Grit is an easy concept to fall in love with because it represents hope and perseverance, and conjures up images of working-class individuals living the “American dream.” However, treating grit as an appealing and simple fix detracts attention from the larger structural inequities in schools, while simultaneously romanticizing notions of poverty.
This past year has been an eventful one for the notion of grit. Along with the high-profile release of two grit-centric books (Angela Ducksworth’s Grit: The Power of Passion and Perseverance and Paul Tough’s Helping Children Succeed: What Works and Why), one study cast doubt on the importance of grit. “Much Ado about Grit: A Meta-Analytic Synthesis of the Grit Literature” by Marcus Crede and colleagues analyzed 88 separate studies on grit and raised three main concerns: The effect sizes in Duckworth’s research were inaccurately presented to appear larger, the influence of grit has been overstated, and the characteristic grit is not much different from the concept of conscientiousness—a concept already well-known and well-researched by psychologists.
In a email exchange with NPR in which she responded to these criticisms, Angela Duckworth agreed that, although the statistics in her paper were factually accurate, the language was such that . Secondly, she also agreed that the impact of grit is actually in the “small to medium” range. And finally, when asked to comment on whether or not grit was unique from the notion of conscientiousness she acknowledged that grit was indeed in the same “family” as conscientiousness.
As I consider the future of grit in schools, I keep coming back to a visit I had at a local public school where a teacher lectured his students about the importance of following through on a goal, even if it wasn’t interesting. He bragged about students who memorized thousands of words and as a result won a local spelling bee. “These students showed grit, that’s why they won,” he told his students. What that teacher failed to say is that not all things are worth sticking with. Do we really want to teach our children to focus on memorization and tedious tasks for the sake of developing grit? Or do we want to teach students to explore, question, and engage in meaningful experiences that pertain to their lives?
So why is grit at the center of the national education debate?
Perhaps this idea of grit resonates with so many people who believe in the popular American adage that if you work hard and pull yourself up by your bootstraps, then you can achieve anything. This belief unfortunately, assumes that individuals have the power, privilege, and access to craft their own futures, regardless of circumstance and systemic barriers.
69ý need to build their own type of grit—that is, a long-term investment and goal, a stick-with-it-ness—to serve all students."
Statistics on educational access consistently reveal vast differences in resources in affluent versus poor neighborhoods. Predominantly white, middle- and upper-income school districts tend to spend significantly more money per student than the districts with the highest percentages of marginalized students. Our poorest schools also tend to have large class sizes, unsafe school transportation, damaged and outdated facilities, and high staff turnover. All of these conditions directly contribute to low educational outcomes and underscore the link between access to school resources and improvements in students’ success. 69ý that focus on grit shouldn’t ignore structural inequities because they assume that regardless of your race, class, or social context you can still triumph.
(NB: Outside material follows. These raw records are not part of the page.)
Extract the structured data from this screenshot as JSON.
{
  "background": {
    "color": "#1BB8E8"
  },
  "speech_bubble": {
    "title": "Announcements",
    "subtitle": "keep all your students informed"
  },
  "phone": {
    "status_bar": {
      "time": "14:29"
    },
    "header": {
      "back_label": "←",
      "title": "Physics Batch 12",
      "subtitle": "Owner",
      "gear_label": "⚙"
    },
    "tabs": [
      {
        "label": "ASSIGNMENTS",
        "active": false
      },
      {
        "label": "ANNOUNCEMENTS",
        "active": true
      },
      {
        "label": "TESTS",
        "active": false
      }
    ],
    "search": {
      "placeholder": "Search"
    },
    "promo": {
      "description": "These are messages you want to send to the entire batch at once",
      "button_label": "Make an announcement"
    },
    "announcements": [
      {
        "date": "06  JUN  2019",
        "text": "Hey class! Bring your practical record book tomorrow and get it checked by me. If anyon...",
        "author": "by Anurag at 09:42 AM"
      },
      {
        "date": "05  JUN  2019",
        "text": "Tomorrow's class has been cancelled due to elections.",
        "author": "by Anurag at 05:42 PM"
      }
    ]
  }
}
To be sure, there have been many examples of poor students possibly using their grit to overcome the greatest of odds—such as unstable housing, our troubled foster care system, and community violence. And there are probably advantages for teaching students to persevere and stick with a goal while facing challenges and obstacles. However, the responsibility of a great education should not be placed on the individual student to achieve through grit. Rather, schools need to build their own type of grit—that is, a long-term investment and goal, a stick-to-itiveness—to serve all students, but especially those in the margins.
Educators need to resist the temptation to hyper focus on singular qualities—such as grit, self-esteem, or IQ—as quick cure-alls for our nations’ education problems and identify meaningful changes that tackle discrepancies in student resources. We don’t want to teach grit as a skill without making larger systemic and contextual changes in schools that promote equitable conditions for success.
Where should schools focus their attention for historically marginalized students?
Numerous educational research studies demonstrate that schools that provide culturally relevant curriculum—including books by authors of color, critical explorations of histories and social movements, and school-based programs that creatively foster positive identities and cultural empowerment—dramatically increase students’ engagement in school, bonding with teachers, and academic achievement. These practices work because students feel connected and represented as a meaningful part of school, and subsequently they develop a focus on future goals. These ideas may not conform to the recent movements on character education and, more specifically, on teaching grit, but they do embody the lives and stories of many targeted and vulnerable communities. The notion of grit has certainly spurred important discussions about the nonacademic experiences and skills we want our students to have, but it has often obscured the very conditions that created educational inequities in the first place.